Eu hoje li que cientistas americanos inventaram uma supercola para remendar o coração. Fiquei feliz com a notícia, e na hora pensei no Velho Quixote, no amargo Bentinho, nos Montéquios e seus pares. Pensei também no exageradamente apaixonado Morais e em tantos outros, mortais ou não, aficionados pela arte de “pra machucar o coração”.

Acho que foi uma invenção inovadora e que, certamente, veio em hora certa. Caso já tivesse sido inventada, seriam muitas as musicas e casos amorosos que perderiam todo o glamour que carregam. Já pensou? De que adiantaria Scott cantar “I love you, but nothing in this world could make you mine”, se ele simplesmente podeira remendar o coração triste e partido, sem amargura nem nada? E os boleros dolorosos? “Dicen que La distância”...

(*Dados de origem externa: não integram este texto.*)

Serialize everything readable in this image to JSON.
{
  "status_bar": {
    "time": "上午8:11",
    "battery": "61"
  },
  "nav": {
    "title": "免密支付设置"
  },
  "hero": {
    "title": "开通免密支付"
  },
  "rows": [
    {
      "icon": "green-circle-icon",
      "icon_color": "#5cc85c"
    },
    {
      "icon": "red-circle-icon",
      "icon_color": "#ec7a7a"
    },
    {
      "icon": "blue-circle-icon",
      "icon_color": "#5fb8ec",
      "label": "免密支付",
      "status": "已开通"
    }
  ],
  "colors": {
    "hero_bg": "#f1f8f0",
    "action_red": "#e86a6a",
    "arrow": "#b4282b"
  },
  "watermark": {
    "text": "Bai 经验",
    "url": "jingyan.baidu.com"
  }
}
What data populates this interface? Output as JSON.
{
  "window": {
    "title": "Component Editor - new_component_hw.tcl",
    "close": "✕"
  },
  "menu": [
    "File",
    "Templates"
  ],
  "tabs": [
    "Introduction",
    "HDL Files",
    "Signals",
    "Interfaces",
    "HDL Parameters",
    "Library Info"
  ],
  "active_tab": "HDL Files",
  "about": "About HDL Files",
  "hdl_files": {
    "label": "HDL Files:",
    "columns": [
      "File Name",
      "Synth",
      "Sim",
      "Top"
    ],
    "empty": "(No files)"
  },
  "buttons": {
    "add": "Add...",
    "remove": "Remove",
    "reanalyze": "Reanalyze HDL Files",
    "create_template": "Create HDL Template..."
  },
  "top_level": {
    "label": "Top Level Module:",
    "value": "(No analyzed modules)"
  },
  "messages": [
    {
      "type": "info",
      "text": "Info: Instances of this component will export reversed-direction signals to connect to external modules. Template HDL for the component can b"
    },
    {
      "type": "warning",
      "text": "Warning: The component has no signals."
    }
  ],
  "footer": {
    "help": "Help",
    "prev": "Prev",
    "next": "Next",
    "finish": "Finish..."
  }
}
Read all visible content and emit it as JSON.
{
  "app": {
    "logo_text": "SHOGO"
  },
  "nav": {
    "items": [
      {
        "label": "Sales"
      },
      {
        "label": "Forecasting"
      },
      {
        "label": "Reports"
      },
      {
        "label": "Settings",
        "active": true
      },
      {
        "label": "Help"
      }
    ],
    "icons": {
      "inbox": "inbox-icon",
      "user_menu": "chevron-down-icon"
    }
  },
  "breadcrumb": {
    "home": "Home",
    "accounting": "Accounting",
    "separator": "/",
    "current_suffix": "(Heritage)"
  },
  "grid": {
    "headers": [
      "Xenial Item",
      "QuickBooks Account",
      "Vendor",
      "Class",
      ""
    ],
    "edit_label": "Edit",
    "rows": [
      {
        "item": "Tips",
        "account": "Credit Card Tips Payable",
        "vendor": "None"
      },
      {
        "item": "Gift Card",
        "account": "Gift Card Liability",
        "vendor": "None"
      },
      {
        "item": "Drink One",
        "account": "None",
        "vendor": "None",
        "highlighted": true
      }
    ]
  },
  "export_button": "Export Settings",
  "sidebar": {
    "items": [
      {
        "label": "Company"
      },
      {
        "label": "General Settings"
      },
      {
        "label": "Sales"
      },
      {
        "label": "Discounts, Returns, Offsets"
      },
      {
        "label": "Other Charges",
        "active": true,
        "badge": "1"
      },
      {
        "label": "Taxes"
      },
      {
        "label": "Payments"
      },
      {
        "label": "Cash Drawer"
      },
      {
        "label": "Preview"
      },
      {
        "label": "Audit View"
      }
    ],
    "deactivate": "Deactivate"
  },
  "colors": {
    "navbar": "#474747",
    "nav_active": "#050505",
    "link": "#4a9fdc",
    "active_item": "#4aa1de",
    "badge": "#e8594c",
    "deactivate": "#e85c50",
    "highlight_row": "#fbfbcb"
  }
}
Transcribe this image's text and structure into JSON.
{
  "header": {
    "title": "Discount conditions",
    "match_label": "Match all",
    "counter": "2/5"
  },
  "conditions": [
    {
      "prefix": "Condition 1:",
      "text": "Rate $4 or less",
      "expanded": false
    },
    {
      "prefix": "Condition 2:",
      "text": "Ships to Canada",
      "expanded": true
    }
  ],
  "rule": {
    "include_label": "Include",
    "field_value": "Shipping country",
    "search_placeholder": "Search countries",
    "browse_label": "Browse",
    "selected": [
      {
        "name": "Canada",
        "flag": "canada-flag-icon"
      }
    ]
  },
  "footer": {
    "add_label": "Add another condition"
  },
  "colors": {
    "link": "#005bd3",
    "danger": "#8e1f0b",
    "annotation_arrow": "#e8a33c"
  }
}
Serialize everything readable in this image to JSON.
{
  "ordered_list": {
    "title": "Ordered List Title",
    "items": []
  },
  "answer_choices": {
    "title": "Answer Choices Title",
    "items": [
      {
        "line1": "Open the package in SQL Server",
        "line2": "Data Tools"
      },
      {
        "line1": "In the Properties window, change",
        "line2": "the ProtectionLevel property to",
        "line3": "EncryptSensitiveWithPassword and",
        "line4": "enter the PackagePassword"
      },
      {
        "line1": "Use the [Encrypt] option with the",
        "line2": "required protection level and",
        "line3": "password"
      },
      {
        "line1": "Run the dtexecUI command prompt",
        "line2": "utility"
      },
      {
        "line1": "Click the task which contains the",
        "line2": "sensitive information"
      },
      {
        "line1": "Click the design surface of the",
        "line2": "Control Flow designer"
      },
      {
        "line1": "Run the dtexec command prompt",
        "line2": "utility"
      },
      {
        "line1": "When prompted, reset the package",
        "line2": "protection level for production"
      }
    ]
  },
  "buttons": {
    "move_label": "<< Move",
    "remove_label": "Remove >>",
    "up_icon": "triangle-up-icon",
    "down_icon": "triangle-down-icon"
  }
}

Claro, algumas célebres passagens literárias seriam facilmente coladas, dando a impressão de serem apenas frescuras sentimentais. Que diria Lobo Antunes aos seus leitores se Memória de Elefante não carregasse toda a amargura que torna o livro memorável? Uma colinha aqui, um pinguinho ali e Pum! Tudo concertado.

Bem, no fim das contas eu acho que não preciso me preocupar com a tal supercola. Ela somente é usada para casos reais. Mas aqueles que imitam a realidade, musicas, versos, romances, tristes pichações, estes terão de se contentar em serem tristes, perenes e inconsolavelmente bonitos. Melhor assim, melhor.